The patio at this bar births brown ladybugs
& I’m burning my mouth for fun. On the edges
of desi women’s lips : milk souring, some liquor
to help us forget. Cities in America & I
am tired. Villages back home—I squint
& almost belong—& train cars rattle, peopled,
my god, limbs everywhere. Call this day scant & hear
the letters wrong. Call me foreign
& god have I complied. Women I’d call sister,
I see you. There’s soot coating rails & the heat
is our house & I can’t rid this book
of my life, & we’re all coins left in fountains
making language of strife. Alina’s name is a song
& she knows it, & I’m veering political
over cardamom at the bar, I gesture with my hands
& it is universal, I ask : what are we stained by
if not our love of men?
Where do we go at sunset?

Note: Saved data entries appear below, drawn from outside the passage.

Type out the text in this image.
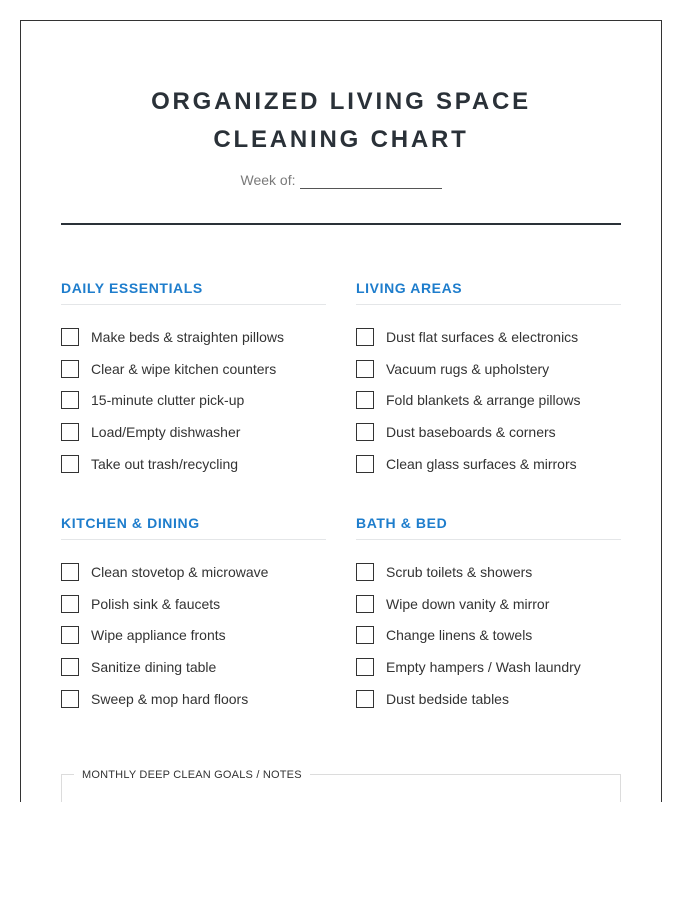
ORGANIZED LIVING SPACE CLEANING CHART
Week of:
DAILY ESSENTIALS
Make beds & straighten pillows
Clear & wipe kitchen counters
15-minute clutter pick-up
Load/Empty dishwasher
Take out trash/recycling
LIVING AREAS
Dust flat surfaces & electronics
Vacuum rugs & upholstery
Fold blankets & arrange pillows
Dust baseboards & corners
Clean glass surfaces & mirrors
KITCHEN & DINING
Clean stovetop & microwave
Polish sink & faucets
Wipe appliance fronts
Sanitize dining table
Sweep & mop hard floors
BATH & BED
Scrub toilets & showers
Wipe down vanity & mirror
Change linens & towels
Empty hampers / Wash laundry
Dust bedside tables
MONTHLY DEEP CLEAN GOALS / NOTES
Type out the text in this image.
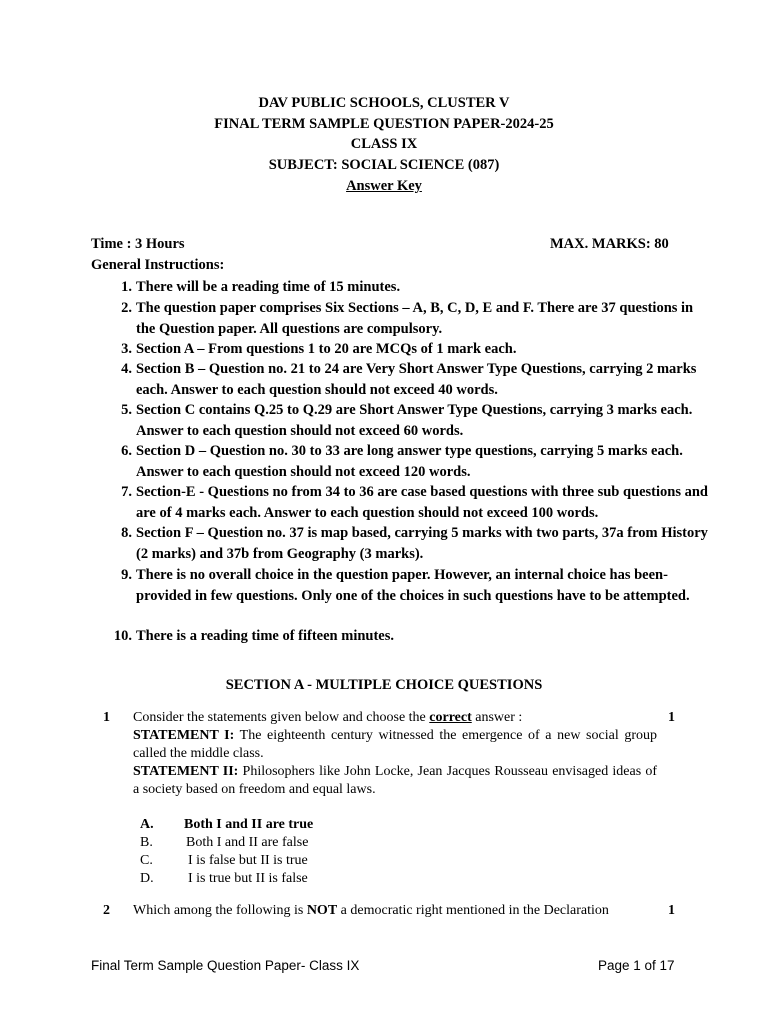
DAV PUBLIC SCHOOLS, CLUSTER V
FINAL TERM SAMPLE QUESTION PAPER-2024-25
CLASS IX
SUBJECT: SOCIAL SCIENCE (087)
Answer Key
Time : 3 Hours	MAX. MARKS: 80
General Instructions:
1. There will be a reading time of 15 minutes.
2. The question paper comprises Six Sections – A, B, C, D, E and F. There are 37 questions in the Question paper. All questions are compulsory.
3. Section A – From questions 1 to 20 are MCQs of 1 mark each.
4. Section B – Question no. 21 to 24 are Very Short Answer Type Questions, carrying 2 marks each. Answer to each question should not exceed 40 words.
5. Section C contains Q.25 to Q.29 are Short Answer Type Questions, carrying 3 marks each. Answer to each question should not exceed 60 words.
6. Section D – Question no. 30 to 33 are long answer type questions, carrying 5 marks each. Answer to each question should not exceed 120 words.
7. Section-E - Questions no from 34 to 36 are case based questions with three sub questions and are of 4 marks each. Answer to each question should not exceed 100 words.
8. Section F – Question no. 37 is map based, carrying 5 marks with two parts, 37a from History (2 marks) and 37b from Geography (3 marks).
9. There is no overall choice in the question paper. However, an internal choice has been-provided in few questions. Only one of the choices in such questions have to be attempted.
10. There is a reading time of fifteen minutes.
SECTION A - MULTIPLE CHOICE QUESTIONS
1	1
Consider the statements given below and choose the correct answer :
STATEMENT I: The eighteenth century witnessed the emergence of a new social group called the middle class.
STATEMENT II: Philosophers like John Locke, Jean Jacques Rousseau envisaged ideas of a society based on freedom and equal laws.
A. Both I and II are true
B. Both I and II are false
C.	I is false but II is true
D. I is true but II is false
2	1
Which among the following is NOT a democratic right mentioned in the Declaration
Final Term Sample Question Paper- Class IX	Page 1 of 17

Who sees us
on the ground in the dark, clouds of dust
in our wake, shuffling to or from ourselves? My mouth
is on fire & I light the thing backwards
& Alina says today is the day of three-hundred hugs
just between us. She’s got a bottle
in her hand & the posture
of an immigrant & I won’t rid this book
of our lives. This poem is about
recognition. This poem is about wishful
thinking. Women, I want it to be
believable : that we leave the bar, the sky stupid
with gold. That no one follows us home.